What to Plant for When It’s Dry – Partner Smart

And How to Plant for When It’s Dry – Partner Smart

The weather is not as bad as most places as we have gotten a couple of bad storms that drenched the area. Unfortunately, the ground was rather hard and impenetrable. The clay soil works in a negative fashion this late in the year. In Spring, when the soil is friable, the clay holds moisture nicely. Come mid-Summer, the clay works its way toward the surface and makes conditions not very favorable to the plants when it dries. Mulching is imperative as is water conservation.

I do my best to mulch with my homemade compost. But you will see in a coming post why my compost production plant stopped cold. There is a hint in this post.

There is no magic bullet in plant partnering for conditions, just some common sense.  If one plant mutually benefits another in some way, then neighboring may work. In my garden, I use some plants to shade others as an example.

As in the post, Bees are Buzzing Despite Drought Affecting Half the Country, the beds were watered a few times this past month and I explain why in that post. This dry summer is the first year I made an effort to water at all. The flowers are blooming, but not as well as in previous years. Most of the plants would be much taller, like the Hydrangea and Black Eyed Susan if the conditions were more favorable. Plants react and grow to environmental conditions.

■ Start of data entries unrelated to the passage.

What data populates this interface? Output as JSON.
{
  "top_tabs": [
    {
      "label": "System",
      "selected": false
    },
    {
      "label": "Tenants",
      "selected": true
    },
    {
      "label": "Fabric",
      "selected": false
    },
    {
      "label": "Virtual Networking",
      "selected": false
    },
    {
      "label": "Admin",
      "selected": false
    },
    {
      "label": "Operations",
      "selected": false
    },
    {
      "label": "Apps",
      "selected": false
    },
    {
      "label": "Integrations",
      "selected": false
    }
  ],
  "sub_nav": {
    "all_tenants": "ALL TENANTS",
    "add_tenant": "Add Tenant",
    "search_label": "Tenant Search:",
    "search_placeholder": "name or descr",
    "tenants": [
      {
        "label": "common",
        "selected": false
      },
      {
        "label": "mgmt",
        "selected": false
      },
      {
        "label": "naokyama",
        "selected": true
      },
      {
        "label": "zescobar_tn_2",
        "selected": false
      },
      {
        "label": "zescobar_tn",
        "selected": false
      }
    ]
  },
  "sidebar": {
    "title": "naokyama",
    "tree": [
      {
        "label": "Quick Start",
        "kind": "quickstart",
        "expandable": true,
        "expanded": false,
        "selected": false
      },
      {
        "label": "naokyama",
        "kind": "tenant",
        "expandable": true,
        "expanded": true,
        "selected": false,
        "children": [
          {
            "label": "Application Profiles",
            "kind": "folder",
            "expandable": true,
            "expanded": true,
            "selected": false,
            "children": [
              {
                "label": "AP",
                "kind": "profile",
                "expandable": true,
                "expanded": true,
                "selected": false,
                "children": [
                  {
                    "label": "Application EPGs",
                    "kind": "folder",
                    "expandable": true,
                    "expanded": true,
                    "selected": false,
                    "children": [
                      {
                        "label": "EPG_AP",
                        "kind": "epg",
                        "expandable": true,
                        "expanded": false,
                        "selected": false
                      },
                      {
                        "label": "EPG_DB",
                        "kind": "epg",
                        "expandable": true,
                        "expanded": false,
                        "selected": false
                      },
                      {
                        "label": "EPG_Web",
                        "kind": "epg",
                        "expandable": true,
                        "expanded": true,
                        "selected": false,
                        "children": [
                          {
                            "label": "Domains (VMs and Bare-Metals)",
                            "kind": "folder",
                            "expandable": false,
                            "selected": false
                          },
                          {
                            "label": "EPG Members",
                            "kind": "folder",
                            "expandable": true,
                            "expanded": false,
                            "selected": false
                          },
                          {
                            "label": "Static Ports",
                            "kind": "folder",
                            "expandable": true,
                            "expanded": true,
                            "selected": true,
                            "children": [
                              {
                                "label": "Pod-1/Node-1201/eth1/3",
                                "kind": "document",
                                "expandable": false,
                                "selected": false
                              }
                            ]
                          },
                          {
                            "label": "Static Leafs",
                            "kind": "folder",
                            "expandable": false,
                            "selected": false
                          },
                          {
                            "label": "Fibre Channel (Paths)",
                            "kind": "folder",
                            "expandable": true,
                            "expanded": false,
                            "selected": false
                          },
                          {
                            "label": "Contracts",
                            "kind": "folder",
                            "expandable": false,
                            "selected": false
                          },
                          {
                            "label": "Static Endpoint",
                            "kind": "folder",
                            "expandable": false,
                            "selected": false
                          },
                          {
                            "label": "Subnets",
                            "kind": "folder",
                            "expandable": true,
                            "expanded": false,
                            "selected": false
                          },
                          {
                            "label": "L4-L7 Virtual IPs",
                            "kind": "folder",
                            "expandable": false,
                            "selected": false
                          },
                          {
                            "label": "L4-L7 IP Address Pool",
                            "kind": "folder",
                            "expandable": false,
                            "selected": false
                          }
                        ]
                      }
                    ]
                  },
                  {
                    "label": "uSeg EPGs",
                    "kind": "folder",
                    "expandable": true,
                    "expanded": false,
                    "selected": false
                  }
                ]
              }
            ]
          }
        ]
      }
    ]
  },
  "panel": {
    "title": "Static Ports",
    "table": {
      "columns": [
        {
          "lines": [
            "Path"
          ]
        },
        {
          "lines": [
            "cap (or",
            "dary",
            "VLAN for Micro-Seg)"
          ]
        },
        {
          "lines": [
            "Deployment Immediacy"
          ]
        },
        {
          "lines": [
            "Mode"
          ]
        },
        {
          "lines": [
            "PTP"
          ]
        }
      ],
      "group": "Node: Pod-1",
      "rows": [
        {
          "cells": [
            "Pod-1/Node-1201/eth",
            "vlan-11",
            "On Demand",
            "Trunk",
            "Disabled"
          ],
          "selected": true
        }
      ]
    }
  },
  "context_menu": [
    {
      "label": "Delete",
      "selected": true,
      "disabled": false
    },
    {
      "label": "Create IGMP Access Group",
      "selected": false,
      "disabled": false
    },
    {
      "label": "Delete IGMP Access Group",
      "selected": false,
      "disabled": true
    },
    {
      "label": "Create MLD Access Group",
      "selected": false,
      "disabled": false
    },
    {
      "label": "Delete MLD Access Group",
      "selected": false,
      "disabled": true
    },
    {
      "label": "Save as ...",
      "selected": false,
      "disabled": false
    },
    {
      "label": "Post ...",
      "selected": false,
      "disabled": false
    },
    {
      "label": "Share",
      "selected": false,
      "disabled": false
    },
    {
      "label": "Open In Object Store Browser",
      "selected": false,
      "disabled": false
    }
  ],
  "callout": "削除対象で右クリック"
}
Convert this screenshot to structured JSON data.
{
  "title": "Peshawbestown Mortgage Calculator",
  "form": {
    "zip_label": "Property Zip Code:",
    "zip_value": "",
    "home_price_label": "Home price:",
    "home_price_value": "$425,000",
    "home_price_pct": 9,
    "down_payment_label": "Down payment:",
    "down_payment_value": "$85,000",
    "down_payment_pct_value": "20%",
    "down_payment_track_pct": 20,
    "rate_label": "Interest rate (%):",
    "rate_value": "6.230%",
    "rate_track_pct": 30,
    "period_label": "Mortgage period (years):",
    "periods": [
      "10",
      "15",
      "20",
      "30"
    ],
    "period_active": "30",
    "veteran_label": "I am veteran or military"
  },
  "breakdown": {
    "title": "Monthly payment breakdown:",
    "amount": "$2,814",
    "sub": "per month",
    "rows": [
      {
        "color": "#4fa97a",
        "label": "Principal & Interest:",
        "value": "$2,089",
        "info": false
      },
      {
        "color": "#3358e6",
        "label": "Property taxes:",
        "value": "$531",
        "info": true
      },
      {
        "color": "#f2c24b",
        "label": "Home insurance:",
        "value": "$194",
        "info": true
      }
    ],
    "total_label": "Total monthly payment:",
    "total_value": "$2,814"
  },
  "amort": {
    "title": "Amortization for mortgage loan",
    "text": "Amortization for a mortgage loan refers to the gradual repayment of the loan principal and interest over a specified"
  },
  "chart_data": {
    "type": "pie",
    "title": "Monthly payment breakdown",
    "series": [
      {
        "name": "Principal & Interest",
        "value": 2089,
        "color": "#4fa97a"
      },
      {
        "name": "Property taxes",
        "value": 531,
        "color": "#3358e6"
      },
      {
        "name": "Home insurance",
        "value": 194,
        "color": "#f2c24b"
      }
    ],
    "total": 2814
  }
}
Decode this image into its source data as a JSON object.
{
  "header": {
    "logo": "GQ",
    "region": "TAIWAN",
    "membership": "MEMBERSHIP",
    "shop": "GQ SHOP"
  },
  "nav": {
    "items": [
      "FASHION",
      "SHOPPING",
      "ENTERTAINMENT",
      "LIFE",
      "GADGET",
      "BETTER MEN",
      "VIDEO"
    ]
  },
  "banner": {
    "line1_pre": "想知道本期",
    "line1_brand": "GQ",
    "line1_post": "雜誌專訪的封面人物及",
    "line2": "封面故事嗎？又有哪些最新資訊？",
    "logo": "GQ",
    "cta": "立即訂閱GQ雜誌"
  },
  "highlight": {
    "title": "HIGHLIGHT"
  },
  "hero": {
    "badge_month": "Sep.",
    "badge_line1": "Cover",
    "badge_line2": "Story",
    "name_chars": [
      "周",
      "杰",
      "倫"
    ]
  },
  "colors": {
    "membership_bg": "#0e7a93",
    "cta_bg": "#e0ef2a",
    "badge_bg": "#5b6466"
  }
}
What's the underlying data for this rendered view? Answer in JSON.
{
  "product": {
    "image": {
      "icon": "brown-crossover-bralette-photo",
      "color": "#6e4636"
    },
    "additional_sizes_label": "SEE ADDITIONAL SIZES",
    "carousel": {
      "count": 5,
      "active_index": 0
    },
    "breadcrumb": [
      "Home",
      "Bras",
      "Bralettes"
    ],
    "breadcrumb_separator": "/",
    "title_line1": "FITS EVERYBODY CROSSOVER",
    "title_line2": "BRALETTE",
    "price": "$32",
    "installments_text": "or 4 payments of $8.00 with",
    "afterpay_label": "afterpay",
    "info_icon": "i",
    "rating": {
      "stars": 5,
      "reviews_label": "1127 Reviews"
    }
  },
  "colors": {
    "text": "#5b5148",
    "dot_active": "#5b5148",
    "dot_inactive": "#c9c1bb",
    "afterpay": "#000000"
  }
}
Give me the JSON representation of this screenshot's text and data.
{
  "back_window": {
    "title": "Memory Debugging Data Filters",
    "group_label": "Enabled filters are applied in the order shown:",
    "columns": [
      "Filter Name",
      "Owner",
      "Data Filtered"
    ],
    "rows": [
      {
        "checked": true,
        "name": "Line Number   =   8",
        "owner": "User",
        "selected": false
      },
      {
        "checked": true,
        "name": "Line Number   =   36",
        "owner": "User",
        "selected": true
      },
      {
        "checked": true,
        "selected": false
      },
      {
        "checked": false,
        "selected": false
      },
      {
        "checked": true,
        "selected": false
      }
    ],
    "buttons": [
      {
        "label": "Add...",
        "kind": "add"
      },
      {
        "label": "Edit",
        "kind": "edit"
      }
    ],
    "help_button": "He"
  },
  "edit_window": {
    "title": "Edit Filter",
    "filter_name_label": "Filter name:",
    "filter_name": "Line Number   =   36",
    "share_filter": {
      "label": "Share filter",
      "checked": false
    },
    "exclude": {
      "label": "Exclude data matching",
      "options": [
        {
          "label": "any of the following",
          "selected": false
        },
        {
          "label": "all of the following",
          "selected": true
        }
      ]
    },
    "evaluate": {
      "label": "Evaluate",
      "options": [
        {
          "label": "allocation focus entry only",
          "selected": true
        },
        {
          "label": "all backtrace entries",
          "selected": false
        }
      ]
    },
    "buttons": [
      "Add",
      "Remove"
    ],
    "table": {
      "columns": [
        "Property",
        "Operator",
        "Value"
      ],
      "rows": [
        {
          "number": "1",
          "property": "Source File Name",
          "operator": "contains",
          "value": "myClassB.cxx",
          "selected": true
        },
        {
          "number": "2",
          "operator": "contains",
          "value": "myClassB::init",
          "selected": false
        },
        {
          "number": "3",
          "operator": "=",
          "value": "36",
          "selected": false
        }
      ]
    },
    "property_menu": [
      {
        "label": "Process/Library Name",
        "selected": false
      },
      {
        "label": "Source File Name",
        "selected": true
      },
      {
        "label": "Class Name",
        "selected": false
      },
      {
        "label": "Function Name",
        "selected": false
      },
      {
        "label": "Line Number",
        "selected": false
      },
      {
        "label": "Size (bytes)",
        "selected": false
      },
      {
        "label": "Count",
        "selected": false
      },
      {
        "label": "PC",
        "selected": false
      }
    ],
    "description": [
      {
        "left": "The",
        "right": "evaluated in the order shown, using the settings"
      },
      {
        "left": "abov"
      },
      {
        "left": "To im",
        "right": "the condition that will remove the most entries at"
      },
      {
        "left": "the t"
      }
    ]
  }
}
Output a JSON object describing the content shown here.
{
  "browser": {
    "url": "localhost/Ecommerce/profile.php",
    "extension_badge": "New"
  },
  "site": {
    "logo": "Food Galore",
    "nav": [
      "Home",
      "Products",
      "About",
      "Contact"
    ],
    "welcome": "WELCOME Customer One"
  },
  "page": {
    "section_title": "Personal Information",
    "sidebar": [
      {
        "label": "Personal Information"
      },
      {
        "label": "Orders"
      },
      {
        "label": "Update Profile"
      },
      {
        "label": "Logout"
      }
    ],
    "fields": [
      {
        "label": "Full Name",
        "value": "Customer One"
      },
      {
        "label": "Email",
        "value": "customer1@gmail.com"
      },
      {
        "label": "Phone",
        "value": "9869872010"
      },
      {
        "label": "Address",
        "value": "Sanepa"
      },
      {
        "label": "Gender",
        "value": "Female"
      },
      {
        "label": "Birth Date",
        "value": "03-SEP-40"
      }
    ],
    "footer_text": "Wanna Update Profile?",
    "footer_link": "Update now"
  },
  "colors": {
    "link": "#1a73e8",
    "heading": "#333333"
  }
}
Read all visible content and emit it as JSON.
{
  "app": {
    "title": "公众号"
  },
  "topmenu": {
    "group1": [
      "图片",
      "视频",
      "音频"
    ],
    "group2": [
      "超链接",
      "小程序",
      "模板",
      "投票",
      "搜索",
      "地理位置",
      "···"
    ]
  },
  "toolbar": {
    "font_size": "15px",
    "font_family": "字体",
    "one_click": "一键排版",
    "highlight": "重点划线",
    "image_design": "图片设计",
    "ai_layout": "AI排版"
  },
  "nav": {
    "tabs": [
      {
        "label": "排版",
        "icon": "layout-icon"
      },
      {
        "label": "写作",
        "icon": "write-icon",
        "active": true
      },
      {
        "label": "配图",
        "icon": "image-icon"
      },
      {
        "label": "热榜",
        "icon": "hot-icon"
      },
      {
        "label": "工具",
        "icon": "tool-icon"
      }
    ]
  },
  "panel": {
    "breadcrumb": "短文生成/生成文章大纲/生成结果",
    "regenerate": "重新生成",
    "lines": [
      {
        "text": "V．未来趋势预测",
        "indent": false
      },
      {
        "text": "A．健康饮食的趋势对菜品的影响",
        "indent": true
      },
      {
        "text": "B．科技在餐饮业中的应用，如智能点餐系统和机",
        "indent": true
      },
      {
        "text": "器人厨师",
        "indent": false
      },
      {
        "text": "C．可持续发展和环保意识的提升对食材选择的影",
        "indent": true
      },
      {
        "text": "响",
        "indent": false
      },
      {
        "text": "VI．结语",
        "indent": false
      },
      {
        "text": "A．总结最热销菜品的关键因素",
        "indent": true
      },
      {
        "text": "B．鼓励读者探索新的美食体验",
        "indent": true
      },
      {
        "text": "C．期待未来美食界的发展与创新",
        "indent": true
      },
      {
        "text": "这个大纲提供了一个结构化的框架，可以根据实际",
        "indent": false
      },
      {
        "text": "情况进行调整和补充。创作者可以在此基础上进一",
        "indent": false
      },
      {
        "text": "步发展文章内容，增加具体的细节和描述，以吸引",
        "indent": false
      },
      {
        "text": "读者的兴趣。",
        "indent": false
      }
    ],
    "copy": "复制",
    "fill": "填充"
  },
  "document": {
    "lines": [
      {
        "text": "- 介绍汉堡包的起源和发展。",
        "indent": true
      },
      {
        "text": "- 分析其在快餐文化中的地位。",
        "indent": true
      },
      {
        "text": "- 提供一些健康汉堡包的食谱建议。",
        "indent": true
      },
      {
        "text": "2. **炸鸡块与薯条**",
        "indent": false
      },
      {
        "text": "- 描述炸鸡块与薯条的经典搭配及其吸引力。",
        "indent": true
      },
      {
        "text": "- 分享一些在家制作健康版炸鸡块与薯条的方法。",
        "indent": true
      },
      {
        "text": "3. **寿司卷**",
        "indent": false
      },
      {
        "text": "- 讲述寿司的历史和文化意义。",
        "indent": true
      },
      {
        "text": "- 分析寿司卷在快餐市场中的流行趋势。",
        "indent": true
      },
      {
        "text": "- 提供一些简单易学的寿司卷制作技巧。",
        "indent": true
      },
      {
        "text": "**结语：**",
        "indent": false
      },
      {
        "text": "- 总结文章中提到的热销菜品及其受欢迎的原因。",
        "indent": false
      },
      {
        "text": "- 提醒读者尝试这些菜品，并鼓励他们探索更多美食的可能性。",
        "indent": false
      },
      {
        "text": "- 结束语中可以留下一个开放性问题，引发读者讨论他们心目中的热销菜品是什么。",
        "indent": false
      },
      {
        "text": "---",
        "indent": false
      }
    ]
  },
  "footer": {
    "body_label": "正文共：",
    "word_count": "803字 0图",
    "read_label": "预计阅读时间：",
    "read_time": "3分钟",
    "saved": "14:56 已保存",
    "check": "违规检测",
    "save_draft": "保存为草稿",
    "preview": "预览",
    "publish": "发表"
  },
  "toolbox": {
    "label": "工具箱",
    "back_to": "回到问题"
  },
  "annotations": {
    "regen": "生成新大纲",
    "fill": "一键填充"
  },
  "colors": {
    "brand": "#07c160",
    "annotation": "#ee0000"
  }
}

The Crabapple recovered from the aphids featured a few weeks ago, with no intervention by me. Insects to the rescue, again, environmental conditions.

The grass has not been mowed for a month because of dry conditions, and the neighbors are a bit cross-eyed over this. Most of them have been watering and fertilizing all summer, but the slightly longer grass is much healthier. The grass adjusted by just leaving it to its own devices. Grass, by nature goes dormant in most summers. Fertilizing only adds additional stress by forcing on growth.

The grass looks green in the image above because we just had two thunderstorms, but there still is yellowing, especially on the South side of the property. You can see this in a following image.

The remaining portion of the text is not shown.